Le palace de Pointe-à-Pitre respire le luxe tropical. Marbre frais sous les pieds nus, draps de satin qui glissent comme une caresse sur la peau hâlée. Soleil guadeloupéen qui inonde la suite double, air conditionné murmurant son ronron feutré. J’arrive pour ce stage kayak VIP, tous frais payés, et surprise : je partage avec Ronald, ce journaliste parisien sexy, regard fuyant mais corps tendu.
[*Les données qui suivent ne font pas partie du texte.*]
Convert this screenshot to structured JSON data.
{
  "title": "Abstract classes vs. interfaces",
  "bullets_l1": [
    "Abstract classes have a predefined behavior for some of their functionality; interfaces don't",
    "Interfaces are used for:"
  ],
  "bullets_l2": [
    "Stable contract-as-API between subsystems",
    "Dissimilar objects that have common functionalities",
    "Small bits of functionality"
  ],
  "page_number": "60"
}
Je pose mes affaires sans un mot. Fin trentaine, brune aux lunettes carrées, forte du bas, maigre du haut. Bermuda moulant mes cuisses musclées, débardeur laissant pointer mes petits seins roses. Il bégaie, veut changer de chambre. Peine perdue : mixité obligatoire dans ce club huppé. Je hausse les épaules. Ça ne me gêne pas. Au contraire.
L’Approche
Première douche, je sors nue, serviette qui tombe. Pubis épais, fesses globuleuses à raie profonde, cuisses larges de kayakiste. Il mate, smartphone en bouclier. Je m’habille dos à lui, sans gêne. On déjeune côte à côte, comme amants naturels. Discussions banales : ma médiathèque côtière, son mariage, Laurie la coincée. Plage l’après-midi, maillot une pièce banal, mais joie contagieuse. Nuits agitées, décalage horaire. Je dors nue sous le drap fin, son souffle trouble l’air.
Je parle liberté en couple. Il acquiesce, yeux sur mes courbes. Matins nus, corps offert comme à un mari. Tension monte, électrique. Il loue une voiture, dîners en duo, restos chics de l’île. Rires complices. Dernier jour, je boude. Blues ? Non, frustration. Il n’a pas fermé la porte à clé. Prétexte con. Scène explosive.
L’Explosion. Je me colle, l’enlace, le pousse sur le lit jumeau. Bouches affamées. “Pourquoi tu ne me baises pas ? Mon cul te dégoûte ?” Main sur sa bite dure. Il balbutie : femme, mon mec. “Et alors ? Huit heures d’avion. Juste baiser.” Je pompe goulûment, à genoux, œil malicieux derrière lunettes. Pipe magistrale, langue experte.
L’Explosion
Nue, cheveux dénoués, lunettes ôtées. Pas de capote, confiance mutuelle. J’enfourche, hanches larges ondulent. Avant-arrière, droite-gauche. Râles gutturaux, clapotis aqueux. Ventre rond palpite, seins durs. Orgasme rauque, je m’effondre. “Putain, bon ! Tu bandes encore, cochon.” Il me veut brute. Je m’offre, cuisses écartées, bras arrières.
Il pénètre, je rue, pieds sur matelas, mains sur ses fesses dures. Halètements, couinements. Plumard chahuté grince sous soie satinée. Deuxième jouissance, cri bestial. “Défonce-moi !” À quatre pattes, face au miroir. Ventre claque fesses plantureuses. Pouce anal : “Fais.” Sodomy sauvage. J’aide, reins creusés. Queue fendant cul magistral. Peaux claquent, couinements extases. Regards miroirs fusionnent en orgasme partagé. Éjac en rectum, mon cri cru : “Bordel !”
Apaisés, sueurs mêlées sur satin frais. “Super amant.” Bise sur sein durcit. Douche, valises. Ultimate : doigt prostate. Il bande raide. Je branle, il me porte, ramone furieux. Jambes musclées enserrent reins. “Oui, couilles profondes !” Orgasme final, gouttes dernières. Douche rafraîchissante, champagne virtuel dans l’air moite.
La Disparition. Bagages urgents. Avion côte à côte, mains effleurées. Aéroport : mon mari m’accueille, embrassades. Baiser furtif à Ronald, signe discret. Pas de numéro. Parent hèse érotique, anonyme. Retour haute société, décorum intact. Cul en feu, secret VIP gravé.